The California Air Resources Board has approved a multi-pronged regulation that will significantly reduce NOx emissions from heavy-duty diesel trucks.
The “Heavy-Duty Low NOx Omnibus Regulation” will require manufacturers to comply with tougher emissions standards, overhaul engine testing procedures, and further extend engine warranties to ensure that emissions of NOx (oxides of nitrogen, a key component of smog) are reduced to help California meet federal air quality standards and public health goals.
All components of the new rule will be phased in, allowing engine manufacturers time to prepare for compliance. The NOx standards that engines must meet will be cut to approximately 75% below current standards beginning in 2024, and 90% below current standards in 2027.

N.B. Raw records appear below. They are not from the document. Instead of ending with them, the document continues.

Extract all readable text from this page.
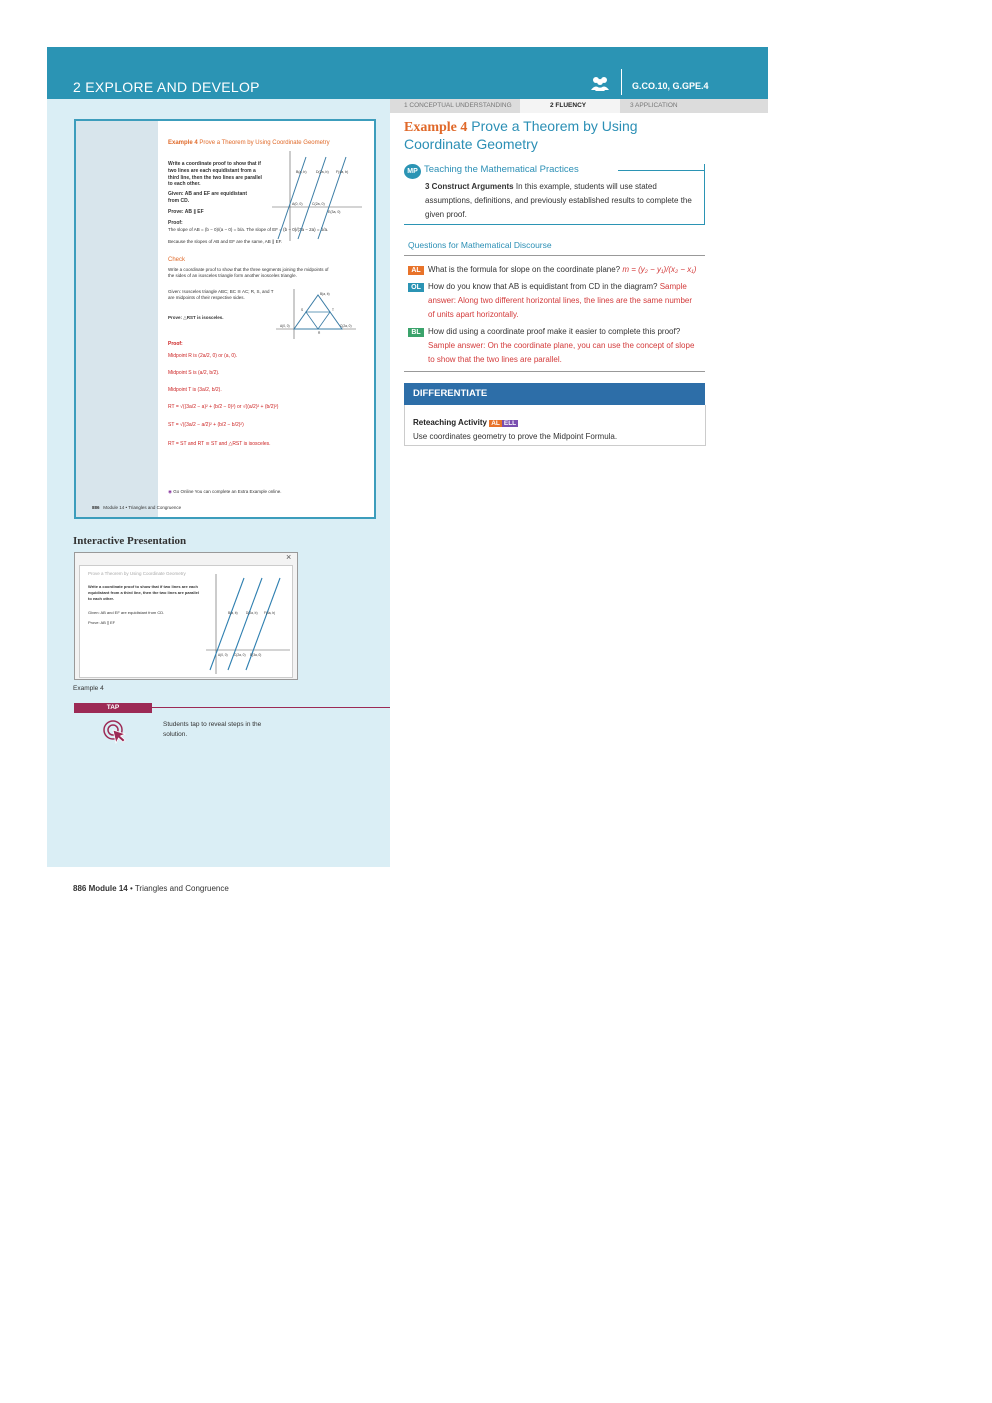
2 EXPLORE AND DEVELOP	G.CO.10, G.GPE.4
1 CONCEPTUAL UNDERSTANDING	2 FLUENCY	3 APPLICATION
Example 4 Prove a Theorem by Using Coordinate Geometry
Write a coordinate proof to show that if two lines are each equidistant from a third line, then the two lines are parallel to each other.
Given: AB and EF are equidistant from CD.
Prove: AB ∥ EF
Proof:
The slope of AB = (b − 0)/(a − 0) = b/a. The slope of EF = (b − 0)/(3a − 2a) = b/a.
Because the slopes of AB and EF are the same, AB ∥ EF.
A(0, 0)
B(a, b)
C(2a, 0)
D(2a, b)
E(3a, 0)
F(4a, b)
Check
Write a coordinate proof to show that the three segments joining the midpoints of the sides of an isosceles triangle form another isosceles triangle.
Given: Isosceles triangle ABC; BC ≅ AC; R, S, and T are midpoints of their respective sides.
Prove: △RST is isosceles.
A(0, 0)
B(a, b)
C(2a, 0)
R
S	T
Proof:
Midpoint R is (2a/2, 0) or (a, 0).
Midpoint S is (a/2, b/2).
Midpoint T is (3a/2, b/2).
RT = √((3a/2 − a)² + (b/2 − 0)²) or √((a/2)² + (b/2)²)
ST = √((3a/2 − a/2)² + (b/2 − b/2)²)
RT = ST and RT ≅ ST and △RST is isosceles.
◉ Go Online You can complete an Extra Example online.
886 Module 14 • Triangles and Congruence
Interactive Presentation
×
Prove a Theorem by Using Coordinate Geometry
Write a coordinate proof to show that if two lines are each equidistant from a third line, then the two lines are parallel to each other.
Given: AB and EF are equidistant from CD.
Prove: AB ∥ EF
A(0, 0)
B(a, b)
C(2a, 0)
D(2a, b)
E(3a, 0)
F(4a, b)
Example 4
TAP
Students tap to reveal steps in the solution.
Example 4 Prove a Theorem by Using Coordinate Geometry
MP Teaching the Mathematical Practices
3 Construct Arguments In this example, students will use stated assumptions, definitions, and previously established results to complete the given proof.
Questions for Mathematical Discourse
AL What is the formula for slope on the coordinate plane? m = (y₂ − y₁)/(x₂ − x₁)
OL How do you know that AB is equidistant from CD in the diagram? Sample answer: Along two different horizontal lines, the lines are the same number of units apart horizontally.
BL How did using a coordinate proof make it easier to complete this proof? Sample answer: On the coordinate plane, you can use the concept of slope to show that the two lines are parallel.
DIFFERENTIATE
Reteaching Activity AL ELL
Use coordinates geometry to prove the Midpoint Formula.
886 Module 14 • Triangles and Congruence
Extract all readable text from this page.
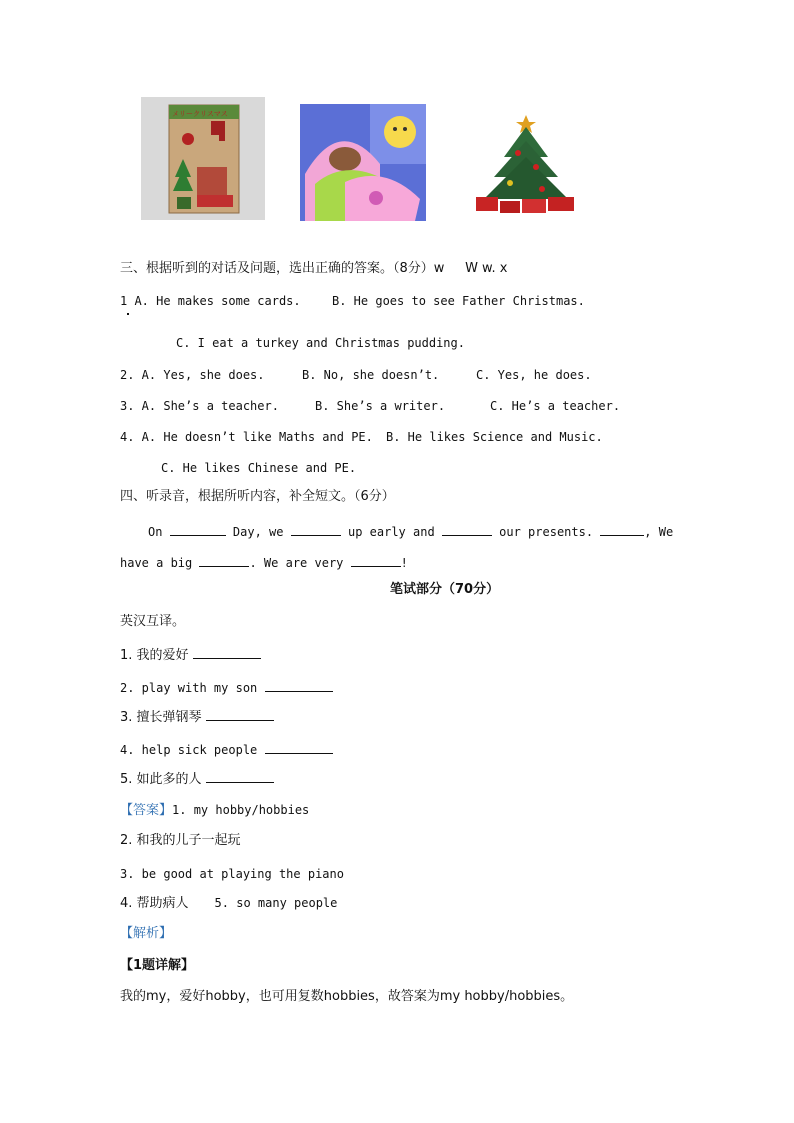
メリークリスマス
三、根据听到的对话及问题，选出正确的答案。（8分）w     W w. x
1 A. He makes some cards.	B. He goes to see Father Christmas.
C. I eat a turkey and Christmas pudding.
2. A. Yes, she does.	B. No, she doesn’t.	C. Yes, he does.
3. A. She’s a teacher.	B. She’s a writer.	C. He’s a teacher.
4. A. He doesn’t like Maths and PE. B. He likes Science and Music.
C. He likes Chinese and PE.
四、听录音，根据所听内容，补全短文。（6分）
On	Day, we	up early and	our presents.	, We
have a big	. We are very	!
笔试部分（70分）
英汉互译。
1. 我的爱好
2. play with my son
3. 擅长弹钢琴
4. help sick people
5. 如此多的人
【答案】1. my hobby/hobbies
2. 和我的儿子一起玩
3. be good at playing the piano
4. 帮助病人 5. so many people
【解析】
【1题详解】
我的my，爱好hobby，也可用复数hobbies，故答案为my hobby/hobbies。
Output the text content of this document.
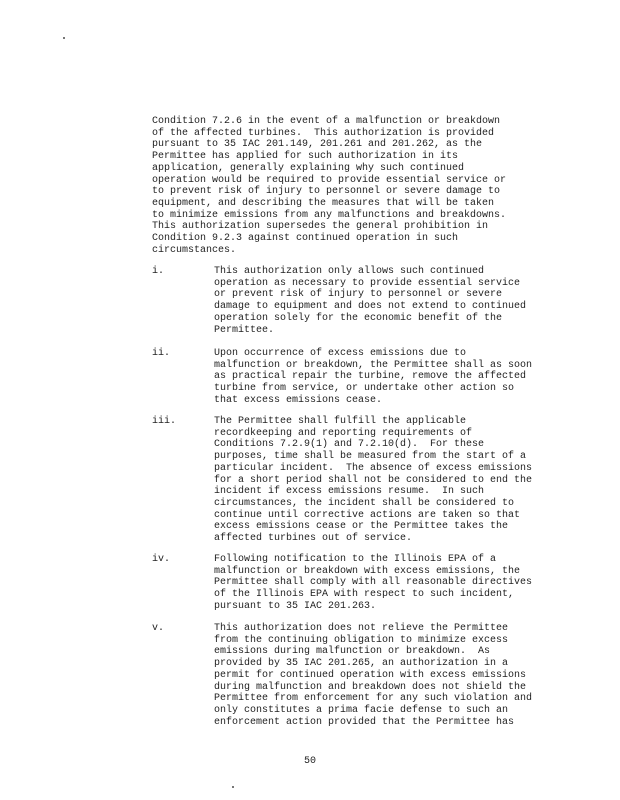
Condition 7.2.6 in the event of a malfunction or breakdown
of the affected turbines.  This authorization is provided
pursuant to 35 IAC 201.149, 201.261 and 201.262, as the
Permittee has applied for such authorization in its
application, generally explaining why such continued
operation would be required to provide essential service or
to prevent risk of injury to personnel or severe damage to
equipment, and describing the measures that will be taken
to minimize emissions from any malfunctions and breakdowns.
This authorization supersedes the general prohibition in
Condition 9.2.3 against continued operation in such
circumstances.
i.	This authorization only allows such continued
operation as necessary to provide essential service
or prevent risk of injury to personnel or severe
damage to equipment and does not extend to continued
operation solely for the economic benefit of the
Permittee.
ii.	Upon occurrence of excess emissions due to
malfunction or breakdown, the Permittee shall as soon
as practical repair the turbine, remove the affected
turbine from service, or undertake other action so
that excess emissions cease.
iii.	The Permittee shall fulfill the applicable
recordkeeping and reporting requirements of
Conditions 7.2.9(1) and 7.2.10(d).  For these
purposes, time shall be measured from the start of a
particular incident.  The absence of excess emissions
for a short period shall not be considered to end the
incident if excess emissions resume.  In such
circumstances, the incident shall be considered to
continue until corrective actions are taken so that
excess emissions cease or the Permittee takes the
affected turbines out of service.
iv.	Following notification to the Illinois EPA of a
malfunction or breakdown with excess emissions, the
Permittee shall comply with all reasonable directives
of the Illinois EPA with respect to such incident,
pursuant to 35 IAC 201.263.
v.	This authorization does not relieve the Permittee
from the continuing obligation to minimize excess
emissions during malfunction or breakdown.  As
provided by 35 IAC 201.265, an authorization in a
permit for continued operation with excess emissions
during malfunction and breakdown does not shield the
Permittee from enforcement for any such violation and
only constitutes a prima facie defense to such an
enforcement action provided that the Permittee has
50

Even as California ramps up the numbers of zero-emission electric and fuel-cell trucks on our roads over the next decade and beyond, tens of thousands of new internal combustion trucks will still be sold in our state. This regulation ensures that conventional diesel trucks will run as cleanly as possible at every point in their duty cycle. It takes a significant bite out of smog-forming pollution in every region in the state, and will make a major contribution to cleaning the air in communities close to ports, railyards and distribution centers that are now most heavily impacted by pollution from heavy truck traffic.
—CARB Chair Mary D. Nichols
The regulation is expected to have a significant impact on communities adjacent to railyards, ports and warehouses that typically experience heavy truck traffic. These trucks often idle, move slowly and make frequent stops—all actions that increase NOx emissions. Today’s heavy-duty trucks do not control NOx effectively during such low-load conditions. The new standards will reduce NOx emissions by 90% or more when trucks are operating under these low load real-world operations.
Once it is fully phased in by 2031, the rule is expected to reduce NOx emissions in California by more than 23 tons per day. These NOx reductions are the equivalent of taking 16 million light-duty cars off the road in 2031. (For context, California currently has 26 million registered light duty vehicles).